Les perspectives critiques ont participé au développement des recherches en histoire sur le fait minoritaire, qui peut être approché de deux manières : d’une part du point de vue de la domination qui s’exerce, d’autre part du point de vue des expériences des membres de la minorité (Chassain et al., 2016). Un colloque en sciences sociales posait ainsi la question de savoir si « L’histoire des minorités est une histoire marginale ? » (Laithier et al., 2008). Le terme polysémique de « minorité » prend sur le sol étatsunien le sens de minorités ethnoraciales, que lui a donné l’histoire de son peuplement au travers des migrations successives de populations diverses. Il implique l’inclusion dans un tout national, mais renvoie aussi à un statut subalterne, éventuellement cible de discriminations et d’exclusions diverses. A côté du roman national qui participe à la construction d’une « communauté imaginaire », de multiples récits minoritaires subsistent, qu’ils soient inclus comme un aspect du tout, ou bien qu’ils proposent une histoire parallèle, voire opposée (Anderson, 1986). Le roman national n’exclut pas nécessairement les narrations minoritaires, mais il implique différentes formes d’exclusions et d’oublis, dont Benedict Anderson a montré comment ils participaient de la construction d’un « fratricide rassurant » (Anderson, 1986 ; Mylonas, 2013). Nous souhaitons interroger la manière dont différentes minorités ont voulu intégrer leur histoire particulière au récit national, corriger ce dernier, le contester, voire s’en séparer en revendiquant la réappropriation de son histoire autonome.

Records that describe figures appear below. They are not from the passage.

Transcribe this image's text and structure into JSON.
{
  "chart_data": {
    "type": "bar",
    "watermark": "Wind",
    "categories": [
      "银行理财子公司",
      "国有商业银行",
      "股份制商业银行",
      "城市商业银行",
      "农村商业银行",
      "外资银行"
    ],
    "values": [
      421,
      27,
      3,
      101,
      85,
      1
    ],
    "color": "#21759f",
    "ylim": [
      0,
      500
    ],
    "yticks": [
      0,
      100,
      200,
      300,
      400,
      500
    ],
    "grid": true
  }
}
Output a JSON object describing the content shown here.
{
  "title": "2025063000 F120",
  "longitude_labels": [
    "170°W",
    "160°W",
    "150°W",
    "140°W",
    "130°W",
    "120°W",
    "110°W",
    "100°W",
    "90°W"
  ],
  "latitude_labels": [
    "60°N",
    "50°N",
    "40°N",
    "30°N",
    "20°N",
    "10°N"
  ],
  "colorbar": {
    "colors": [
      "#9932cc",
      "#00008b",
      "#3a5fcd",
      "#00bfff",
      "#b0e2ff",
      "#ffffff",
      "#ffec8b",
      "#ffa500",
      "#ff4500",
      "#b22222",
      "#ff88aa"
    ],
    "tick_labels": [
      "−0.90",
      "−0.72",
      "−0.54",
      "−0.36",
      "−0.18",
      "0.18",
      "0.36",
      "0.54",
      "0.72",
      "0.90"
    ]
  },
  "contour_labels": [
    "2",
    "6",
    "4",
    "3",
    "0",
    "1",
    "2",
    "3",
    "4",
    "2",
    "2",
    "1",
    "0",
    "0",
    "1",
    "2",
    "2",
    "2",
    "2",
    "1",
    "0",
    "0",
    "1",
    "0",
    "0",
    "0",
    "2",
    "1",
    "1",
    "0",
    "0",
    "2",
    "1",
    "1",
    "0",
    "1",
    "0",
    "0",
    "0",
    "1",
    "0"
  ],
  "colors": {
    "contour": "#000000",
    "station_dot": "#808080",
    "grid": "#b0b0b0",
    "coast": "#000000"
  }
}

Les récits minoritaires mobilisent des mémoires collectives spécifiques, des processus de patrimonialisation et différentes médiations de l’histoire, notamment dans les cadres scolaires, médiatiques. Nous proposons de nous concentrer sur une de leurs formes concrètes, à savoir les musées et les sites patrimoniaux. Ceux-ci sont en effet au centre d’enjeux politiques et historiographiques dans la manière dont ils articulent, ou pas, le récit des minorités et le récit national. Les plus grands musées focalisent de ce point de vue l’attention : à Washington les musées prestigieux de la Smithsonian Institution se succèdent sur le National Mall : National Museum of American History, National Museum of the American Indian, fondé en 1989 et National Museum of African American History and Culture, ouvert en septembre 2016. Le 21 décembre 2020 le Congrès vient de voter la Smithsonian Women’s History Act qui autorise le lancement d’un musée national des femmes, dont le projet remonte à 1998, et d’un National Museum of the American Latino, proposé lui dès 1994. Ces institutions sont certes les plus visibles, mais elles ne doivent pas faire oublier des structures plus petites, dont les origines et les dynamiques peuvent être des plus diverses.

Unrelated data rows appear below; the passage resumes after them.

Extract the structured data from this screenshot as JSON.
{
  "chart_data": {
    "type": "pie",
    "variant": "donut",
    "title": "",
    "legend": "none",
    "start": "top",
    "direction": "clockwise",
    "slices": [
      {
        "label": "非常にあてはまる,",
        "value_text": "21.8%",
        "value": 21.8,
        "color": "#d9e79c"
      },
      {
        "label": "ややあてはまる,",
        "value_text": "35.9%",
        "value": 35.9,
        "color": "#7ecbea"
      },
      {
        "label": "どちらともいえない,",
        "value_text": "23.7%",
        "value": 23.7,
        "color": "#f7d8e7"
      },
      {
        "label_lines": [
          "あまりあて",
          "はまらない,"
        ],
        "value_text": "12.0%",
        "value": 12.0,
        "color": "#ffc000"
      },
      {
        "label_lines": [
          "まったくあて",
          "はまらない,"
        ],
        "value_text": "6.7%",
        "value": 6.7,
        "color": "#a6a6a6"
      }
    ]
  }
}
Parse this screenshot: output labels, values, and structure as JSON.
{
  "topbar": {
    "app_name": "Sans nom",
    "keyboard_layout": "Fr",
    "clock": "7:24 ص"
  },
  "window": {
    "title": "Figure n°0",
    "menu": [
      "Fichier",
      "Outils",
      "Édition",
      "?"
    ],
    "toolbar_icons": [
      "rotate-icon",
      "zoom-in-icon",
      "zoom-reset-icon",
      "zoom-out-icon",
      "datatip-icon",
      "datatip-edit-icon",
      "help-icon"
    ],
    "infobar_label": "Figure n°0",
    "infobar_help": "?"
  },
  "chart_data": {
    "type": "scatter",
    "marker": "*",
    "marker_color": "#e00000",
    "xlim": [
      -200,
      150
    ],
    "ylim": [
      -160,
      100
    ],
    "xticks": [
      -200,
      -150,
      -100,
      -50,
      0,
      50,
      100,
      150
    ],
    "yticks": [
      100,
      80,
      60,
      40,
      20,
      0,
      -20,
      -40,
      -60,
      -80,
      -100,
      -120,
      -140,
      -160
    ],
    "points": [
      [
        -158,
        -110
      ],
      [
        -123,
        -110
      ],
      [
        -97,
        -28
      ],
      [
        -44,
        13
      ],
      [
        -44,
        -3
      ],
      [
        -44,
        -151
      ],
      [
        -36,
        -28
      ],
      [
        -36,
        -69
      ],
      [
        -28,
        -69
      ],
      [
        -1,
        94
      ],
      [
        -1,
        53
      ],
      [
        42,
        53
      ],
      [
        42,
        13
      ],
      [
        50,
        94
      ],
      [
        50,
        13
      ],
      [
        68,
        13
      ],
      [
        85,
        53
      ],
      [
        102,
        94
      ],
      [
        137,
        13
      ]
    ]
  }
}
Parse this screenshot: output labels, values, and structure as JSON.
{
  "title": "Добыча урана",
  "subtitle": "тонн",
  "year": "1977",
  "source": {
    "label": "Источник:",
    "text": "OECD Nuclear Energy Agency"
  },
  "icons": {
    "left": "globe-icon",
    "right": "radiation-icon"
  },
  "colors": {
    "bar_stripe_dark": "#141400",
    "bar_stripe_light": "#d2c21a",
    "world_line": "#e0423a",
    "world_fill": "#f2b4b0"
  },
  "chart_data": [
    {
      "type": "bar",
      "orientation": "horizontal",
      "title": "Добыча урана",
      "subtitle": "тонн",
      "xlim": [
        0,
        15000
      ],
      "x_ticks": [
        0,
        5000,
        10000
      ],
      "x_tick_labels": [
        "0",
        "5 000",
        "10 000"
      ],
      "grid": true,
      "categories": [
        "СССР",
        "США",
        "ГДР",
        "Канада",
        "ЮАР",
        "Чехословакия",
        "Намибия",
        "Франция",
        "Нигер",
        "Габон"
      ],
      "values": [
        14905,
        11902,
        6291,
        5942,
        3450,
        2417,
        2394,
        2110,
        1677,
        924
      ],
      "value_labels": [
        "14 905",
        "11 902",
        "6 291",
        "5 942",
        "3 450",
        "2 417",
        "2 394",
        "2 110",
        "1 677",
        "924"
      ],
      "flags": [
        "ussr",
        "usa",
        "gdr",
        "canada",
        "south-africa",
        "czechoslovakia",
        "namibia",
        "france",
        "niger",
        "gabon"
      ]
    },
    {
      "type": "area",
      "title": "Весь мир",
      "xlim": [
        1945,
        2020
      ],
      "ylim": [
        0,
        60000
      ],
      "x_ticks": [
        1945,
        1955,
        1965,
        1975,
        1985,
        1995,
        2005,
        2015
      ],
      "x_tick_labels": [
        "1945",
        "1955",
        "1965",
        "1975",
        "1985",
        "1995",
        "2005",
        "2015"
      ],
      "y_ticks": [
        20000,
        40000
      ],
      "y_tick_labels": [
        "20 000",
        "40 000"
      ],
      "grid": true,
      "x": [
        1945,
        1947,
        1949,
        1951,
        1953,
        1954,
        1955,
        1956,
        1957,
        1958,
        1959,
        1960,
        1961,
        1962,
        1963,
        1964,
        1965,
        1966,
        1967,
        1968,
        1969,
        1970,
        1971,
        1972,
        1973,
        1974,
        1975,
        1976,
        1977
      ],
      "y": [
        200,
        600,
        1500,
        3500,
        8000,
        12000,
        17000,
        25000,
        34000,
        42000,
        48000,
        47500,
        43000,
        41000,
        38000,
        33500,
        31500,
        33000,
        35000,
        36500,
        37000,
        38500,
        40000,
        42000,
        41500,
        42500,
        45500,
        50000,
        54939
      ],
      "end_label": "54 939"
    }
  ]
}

L’événement scientifique que nous vous soumettons propose d’explorer ces questions sous différents angles et par différentes approches disciplinaires du champ des sciences sociales. La question de la médiation de l’histoire, ici abordée par le prisme des institutions muséales et des sites patrimoniaux, de même que l’articulation entre passé et présent, seront au centre de cet événement. Les pistes de recherche que nous proposons ci-dessous ne prétendent pas épuiser le sujet, et toutes les propositions de communication seront étudiées.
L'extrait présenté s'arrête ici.